TÜRKİYE’NİN İLK VE TEK HUKUK MÜZESİ

Ankara günlerimin önemli noktaları şüphesiz müzeler olmakta. Bunlardan birisi de Türkiye’nin ilk ve tek Hukuk Müzesi olan Türkiye Barolar Birliği Hukuk Müzesi şüphesiz. Müzecilik, kültürel miras çalışma ortak alanımız olan sevgili Gönüllü Müze Eğitim Koordinatörü Av. Birgül Feyzioğlu ve Müze Müdürü Havva Alkış hanımların iki kişilik bir ordu ile oluşturdukları bu müze gerçekten görülmesi gereken bir bellek mekandır. Pandemi günlerinde yasakların hafiflemesiyle ilk işim müzeyi ziyaret etmek oldu.

Asurlulardan günümüze hukukun ülkemizdeki tarihsel serüvenini Birgül Hanım ve Havva Hanım ile birlikte gezmek ve eşsiz koleksiyonları görmek bilgi almak harika bir duygu. Sağ olsunlar nezaketle karşıladılar çay kahve ve hukuk mirasımıza dair koyu bir sohbetin ardından birlikte Türkiye Barolar Birliği’nin alt giriş katındaki Hukuk Müzesini gezmeye başladık.

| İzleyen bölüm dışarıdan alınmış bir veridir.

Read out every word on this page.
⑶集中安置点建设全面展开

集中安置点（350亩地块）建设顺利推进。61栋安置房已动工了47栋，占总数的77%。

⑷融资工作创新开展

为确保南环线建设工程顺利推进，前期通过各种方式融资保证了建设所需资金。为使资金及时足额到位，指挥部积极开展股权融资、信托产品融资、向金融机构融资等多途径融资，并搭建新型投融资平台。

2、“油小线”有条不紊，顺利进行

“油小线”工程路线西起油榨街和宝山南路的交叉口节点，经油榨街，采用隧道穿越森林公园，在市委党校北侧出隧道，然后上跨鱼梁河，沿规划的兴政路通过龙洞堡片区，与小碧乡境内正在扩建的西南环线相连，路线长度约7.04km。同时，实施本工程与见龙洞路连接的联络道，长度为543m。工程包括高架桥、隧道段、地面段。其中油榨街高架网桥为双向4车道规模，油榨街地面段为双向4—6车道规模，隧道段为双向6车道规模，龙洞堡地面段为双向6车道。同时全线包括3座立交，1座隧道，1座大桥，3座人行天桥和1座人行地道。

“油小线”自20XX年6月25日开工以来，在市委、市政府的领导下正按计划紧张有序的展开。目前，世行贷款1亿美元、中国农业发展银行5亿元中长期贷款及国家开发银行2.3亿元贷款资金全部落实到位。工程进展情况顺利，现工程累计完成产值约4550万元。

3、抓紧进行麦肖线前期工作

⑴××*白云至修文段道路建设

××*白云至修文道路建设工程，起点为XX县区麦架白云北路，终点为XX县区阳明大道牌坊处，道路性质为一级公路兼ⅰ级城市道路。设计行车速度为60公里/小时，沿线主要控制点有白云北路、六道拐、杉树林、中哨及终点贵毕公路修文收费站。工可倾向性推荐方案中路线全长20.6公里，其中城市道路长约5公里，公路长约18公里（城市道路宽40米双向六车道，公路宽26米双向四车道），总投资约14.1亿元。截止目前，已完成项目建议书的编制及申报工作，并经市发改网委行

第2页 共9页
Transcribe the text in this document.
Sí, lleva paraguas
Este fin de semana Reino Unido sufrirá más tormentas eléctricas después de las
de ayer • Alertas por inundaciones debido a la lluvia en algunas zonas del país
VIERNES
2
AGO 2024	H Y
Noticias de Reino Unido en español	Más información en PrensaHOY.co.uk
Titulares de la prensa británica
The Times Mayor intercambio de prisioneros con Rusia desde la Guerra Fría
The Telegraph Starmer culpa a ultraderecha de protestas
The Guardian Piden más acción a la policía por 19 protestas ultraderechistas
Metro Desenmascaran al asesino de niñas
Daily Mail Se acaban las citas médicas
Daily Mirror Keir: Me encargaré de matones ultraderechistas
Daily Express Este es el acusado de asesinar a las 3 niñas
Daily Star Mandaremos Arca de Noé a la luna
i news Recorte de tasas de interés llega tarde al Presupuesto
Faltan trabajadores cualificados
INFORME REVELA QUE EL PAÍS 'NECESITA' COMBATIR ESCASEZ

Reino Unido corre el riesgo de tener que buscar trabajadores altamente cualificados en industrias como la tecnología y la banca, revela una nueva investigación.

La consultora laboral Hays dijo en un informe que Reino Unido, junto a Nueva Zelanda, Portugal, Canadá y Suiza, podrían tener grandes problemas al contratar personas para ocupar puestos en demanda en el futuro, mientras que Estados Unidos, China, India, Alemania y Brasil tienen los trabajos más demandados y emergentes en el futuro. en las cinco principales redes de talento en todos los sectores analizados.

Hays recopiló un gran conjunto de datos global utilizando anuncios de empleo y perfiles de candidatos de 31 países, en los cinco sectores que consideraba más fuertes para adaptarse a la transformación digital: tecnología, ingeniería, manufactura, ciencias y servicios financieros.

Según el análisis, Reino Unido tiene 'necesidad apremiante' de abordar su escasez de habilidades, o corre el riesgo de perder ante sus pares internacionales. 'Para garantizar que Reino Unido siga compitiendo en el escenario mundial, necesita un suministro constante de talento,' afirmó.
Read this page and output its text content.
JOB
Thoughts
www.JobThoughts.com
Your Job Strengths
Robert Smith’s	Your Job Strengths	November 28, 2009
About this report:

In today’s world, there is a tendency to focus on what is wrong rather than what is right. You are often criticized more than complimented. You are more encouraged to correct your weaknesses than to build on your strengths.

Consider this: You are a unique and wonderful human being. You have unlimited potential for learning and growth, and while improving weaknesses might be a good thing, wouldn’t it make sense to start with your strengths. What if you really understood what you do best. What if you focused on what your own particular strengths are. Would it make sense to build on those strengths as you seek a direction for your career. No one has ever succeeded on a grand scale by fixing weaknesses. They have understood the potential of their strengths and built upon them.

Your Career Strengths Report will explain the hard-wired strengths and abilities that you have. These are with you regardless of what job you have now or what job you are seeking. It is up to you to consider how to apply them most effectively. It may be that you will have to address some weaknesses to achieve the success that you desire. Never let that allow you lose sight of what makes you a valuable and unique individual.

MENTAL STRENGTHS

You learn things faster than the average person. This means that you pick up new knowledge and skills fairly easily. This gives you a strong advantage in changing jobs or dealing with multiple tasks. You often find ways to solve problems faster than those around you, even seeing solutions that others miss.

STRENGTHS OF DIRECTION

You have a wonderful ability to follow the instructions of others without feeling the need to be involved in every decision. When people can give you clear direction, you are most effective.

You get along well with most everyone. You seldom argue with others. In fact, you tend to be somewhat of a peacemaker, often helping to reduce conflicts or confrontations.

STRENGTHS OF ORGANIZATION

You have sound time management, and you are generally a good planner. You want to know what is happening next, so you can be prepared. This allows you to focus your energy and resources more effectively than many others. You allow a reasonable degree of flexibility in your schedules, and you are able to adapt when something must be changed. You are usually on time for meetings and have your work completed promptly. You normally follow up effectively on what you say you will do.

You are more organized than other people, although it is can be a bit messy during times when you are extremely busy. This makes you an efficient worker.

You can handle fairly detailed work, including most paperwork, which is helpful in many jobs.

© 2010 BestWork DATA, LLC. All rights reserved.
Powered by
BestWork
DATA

Müze envanteri ilk olarak 2006-2012 yılları arasında oluşturulan Ankara Barosu koleksiyonlarıyla temellenmiş, lakin sonra envanter bağışlar ile artmıştır. Oluşan bu güzel hukuk mirası koleksiyonu 05 Nisan 2012 tarihinde Avukatlar Günü'nde ülkemizin ilk ve tek özel hukuk müzesi olarak açılmıştır. Müzenin fiziksel alanı, kurumun giriş katında 360 m² den oluşmakta ve 450 adet eser sergilenmektedir.  

Müzenin amacı; müzede eğitim programları düzenleyerek katılımcılarda hukuk konusunda farkındalık yaratmak, hukukun öyküsünü yaşayarak öğrenmelerini sağlamaktır. Bunun yanında; ziyaretçilerin hukukun tarihsel gelişimi konusunda minimum düzeyde de olsa bilgilendirilmesi, avukatların üst meslek örgütü olan  Türkiye Barolar Birliği’nin kuruluşundan günümüze kadar geçirdiği gelişim süreci hakkında genel bir bilgi vermek, avukatlık mesleğinin tarihsel geçmişi konusunda farkındalık yaratmaktır.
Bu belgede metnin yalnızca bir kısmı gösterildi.